Se approvata, la certificazione volontaria garantirebbe priorità di accesso a fondi PAC e PNRR ma, senza le opportune modifiche, sarebbe l’ennesima misura a sostegno degli allevamenti intensivi, un raggiro per i cittadini e un furto per le aziende migliori.
Il Sistema di Qualità Nazionale Benessere Animale, portato avanti dai Ministeri delle Politiche Agricole e della Salute insieme con Accredia, e istituito con l’articolo 224 bis nel Decreto Rilancio, prevede la certificazione e l’etichettatura volontaria di prodotti di origine animale che rispettano standard superiori ai requisiti di legge.
La nuova certificazione, invece, prevederebbe di etichettare con il claim “benessere animale” anche prodotti provenienti da scrofe in gabbia e suini con la coda tagliata, pratica in violazione di quanto espresso nella direttiva europea di protezione dei suini.

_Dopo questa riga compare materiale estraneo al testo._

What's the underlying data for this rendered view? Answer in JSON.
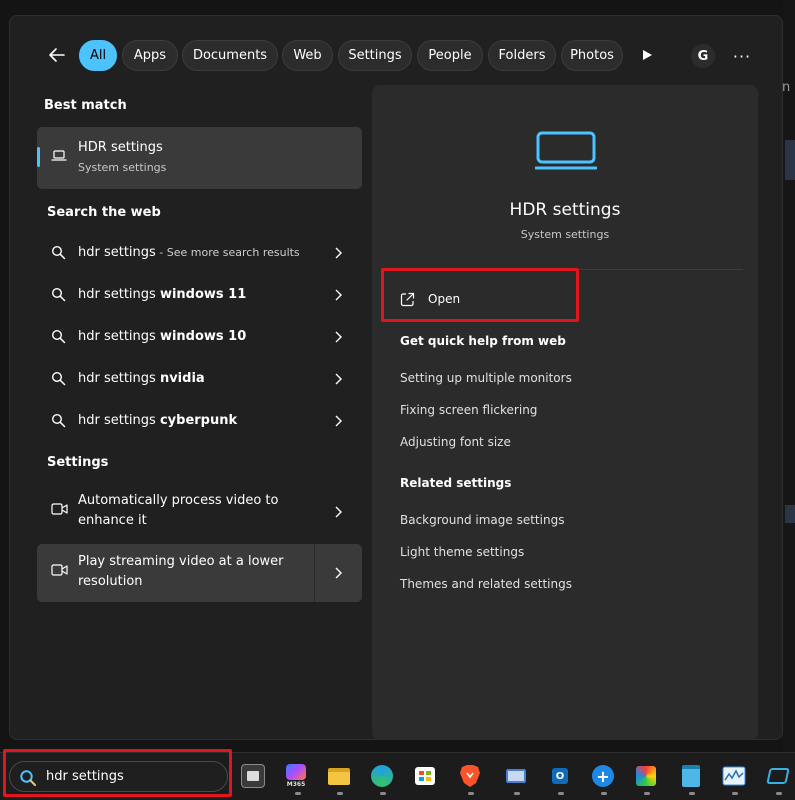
{
  "filters": {
    "tabs": [
      "All",
      "Apps",
      "Documents",
      "Web",
      "Settings",
      "People",
      "Folders",
      "Photos"
    ],
    "avatar_initial": "G",
    "more_label": "···"
  },
  "best_match": {
    "heading": "Best match",
    "title": "HDR settings",
    "subtitle": "System settings",
    "icon": "laptop-icon"
  },
  "web": {
    "heading": "Search the web",
    "items": [
      {
        "prefix": "hdr settings",
        "bold": "",
        "suffix": " - See more search results"
      },
      {
        "prefix": "hdr settings ",
        "bold": "windows 11",
        "suffix": ""
      },
      {
        "prefix": "hdr settings ",
        "bold": "windows 10",
        "suffix": ""
      },
      {
        "prefix": "hdr settings ",
        "bold": "nvidia",
        "suffix": ""
      },
      {
        "prefix": "hdr settings ",
        "bold": "cyberpunk",
        "suffix": ""
      }
    ]
  },
  "settings": {
    "heading": "Settings",
    "items": [
      {
        "label": "Automatically process video to enhance it",
        "icon": "video-camera-icon"
      },
      {
        "label": "Play streaming video at a lower resolution",
        "icon": "video-camera-icon"
      }
    ]
  },
  "preview": {
    "title": "HDR settings",
    "subtitle": "System settings",
    "open_label": "Open",
    "quick_help_heading": "Get quick help from web",
    "quick_help_links": [
      "Setting up multiple monitors",
      "Fixing screen flickering",
      "Adjusting font size"
    ],
    "related_heading": "Related settings",
    "related_links": [
      "Background image settings",
      "Light theme settings",
      "Themes and related settings"
    ]
  },
  "taskbar": {
    "search_value": "hdr settings",
    "m365_label": "M365"
  },
  "colors": {
    "accent": "#4cc2ff",
    "highlight_red": "#e0161d"
  }
}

Questa certificazione garantirebbe inoltre priorità di accesso ai fondi PAC e PNRR, favorendo ancora una volta gli allevamenti a carattere intensivo, piuttosto che la transizione verso sistemi più sostenibili e realmente attenti al benessere animale.
Una scrofa confinata in gabbia e un suino di 170 kg che vive su una superficie di 1,1 mq non sono esempi di benessere animale, né di transizione verso una maggiore sostenibilità ambientale. Per questo le associazioni chiedono al ministro della Salute Speranza, che è responsabile per il benessere animale, e al ministro delle Politiche Agricole Patuanelli, responsabile della qualità del Made in Italy, di modificare lo schema di decreto attualmente esistente.
Gli allevamenti dove il taglio della coda costituisce la normale prassi operano fuori dalla legalità. Permettere che i prodotti suinicoli che provengono da queste realtà ricevano la certificazione di “benessere animale” rappresenta quindi un inganno nei confronti dei consumatori e un enorme danno alle aziende che stanno investendo per migliorare le condizioni di vita degli animali allevati.
Negli allevamenti di suini tante organizzazioni – tra cui Animal Equality – hanno riscontrato problematiche gravissime, ripetute e molto diffuse.